Das Außenbild unseres Sports beeinflusst maßgeblich, wie viele neue Fahrer zum Mountainbiken kommen. Zum Glück bewegt sich “unser” Image mehr und mehr weg, von den gefürchteten Lycra-Wurstpellen, die für Nicht-Biker viel zu lang als typisch angesehen wurden. Bei Crosscountry-Rennen trifft man auch bei den Top-Fahrern mal eine Baggy-Short und die Optik der Enduro-Fahrer bewegt sich weg von “hardcore” und hin zu “professionell”. Und natürlich auch die Trailbiker, die zwar etwas engere, auf Funktion ausgelegte Kleidung bevorzugen, aber dennoch auf viel Wert auf Style und Bequemlichkeit legen.

Bewegen wir uns also auf eine gemeinsame Mitte zu? Bike-Kleidung, die alle tragen wollen? Naht das Ende der nach Kategorie sortierten Klischee-Looks? Sollten wir es tatsächlich schaffen, die früher so klaren Grenzen zwischen Bergauf- und Bergab-Fahrern verwischen zu lassen und dem Sport einen Look zu geben, mit dem sich alle identifizieren können? Wollen wir es hoffen!

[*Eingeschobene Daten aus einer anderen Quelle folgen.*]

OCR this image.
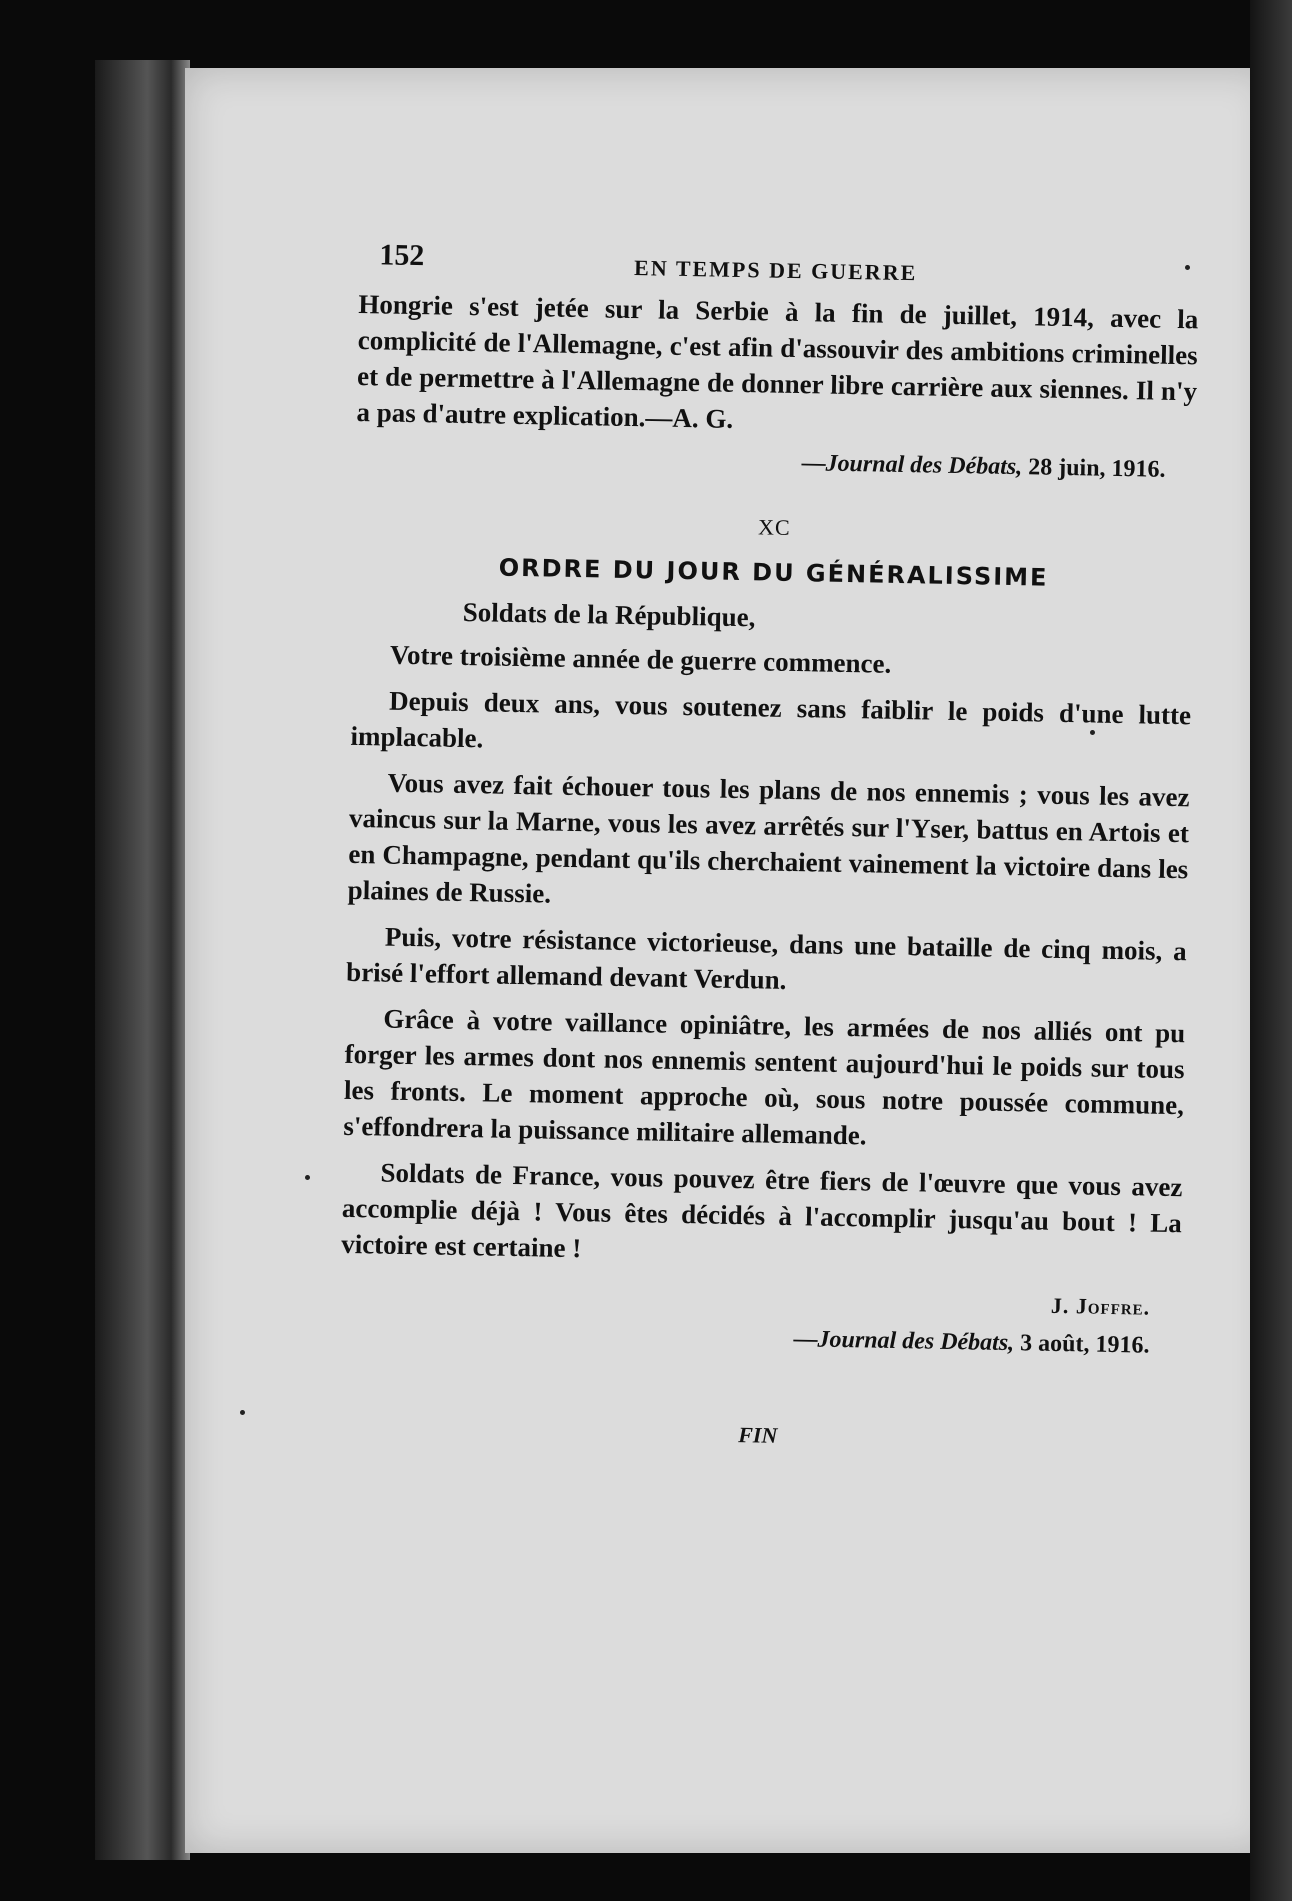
152	EN TEMPS DE GUERRE

Hongrie s'est jetée sur la Serbie à la fin de juillet, 1914, avec la complicité de l'Allemagne, c'est afin d'assouvir des ambitions criminelles et de permettre à l'Allemagne de donner libre carrière aux siennes. Il n'y a pas d'autre explication.—A. G.

—Journal des Débats, 28 juin, 1916.
XC
ORDRE DU JOUR DU GÉNÉRALISSIME
Soldats de la République,

Votre troisième année de guerre commence.

Depuis deux ans, vous soutenez sans faiblir le poids d'une lutte implacable.

Vous avez fait échouer tous les plans de nos ennemis ; vous les avez vaincus sur la Marne, vous les avez arrêtés sur l'Yser, battus en Artois et en Champagne, pendant qu'ils cherchaient vainement la victoire dans les plaines de Russie.

Puis, votre résistance victorieuse, dans une bataille de cinq mois, a brisé l'effort allemand devant Verdun.

Grâce à votre vaillance opiniâtre, les armées de nos alliés ont pu forger les armes dont nos ennemis sentent aujourd'hui le poids sur tous les fronts. Le moment approche où, sous notre poussée commune, s'effondrera la puissance militaire allemande.

Soldats de France, vous pouvez être fiers de l'œuvre que vous avez accomplie déjà ! Vous êtes décidés à l'accomplir jusqu'au bout ! La victoire est certaine !

J. Joffre.
—Journal des Débats, 3 août, 1916.
FIN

Joe Parkin has seen the fashion changed from his early days of racing
Joe Parkin hat die verschiedenen Trends seit den Anfängen des MTB-Racings wortwörtlich “hautnah” mitbekommen!

Joe Parkin

Beim Design & Innovation Award 2015 habe ich mich mit der Jury zusammengesetzt, um herauszufinden, was sie über dieses Thema denken. Joe Parkin, eine Journalisten-Legende und Ex-Racer aus Kalifornien, urteilt mit viel Erfahrung:

“Was Farben und Design der Klamotten angeht, habe ich den Eindruck, dass die Hersteller sich heute immer mehr auf Konzepte konzentrieren, die auch wirklich funktionieren. Ich kann mich noch an Baggyshorts erinnern, die nichtmal ansatzweise ihre simple Funktion erfüllt haben – und das ist erst drei oder vier Jahre her. Hier hat man schlichtweg versucht, Surf-Shorts als Bikehosen zu verkaufen! Bei den meisten aktuellen Produkten dagegen, erkennt man auf den ersten Blick, dass sich jemand wirklich Gedanken bei der Entwicklung gemacht hat. Yeti zum Beispiel hat bei den aktuellen Shorts auf der Knie-Innenseite ein seidenartiges Material eingearbeitet, dass die Reibung zwischen Hose und Knieschonern effektiv reduziert.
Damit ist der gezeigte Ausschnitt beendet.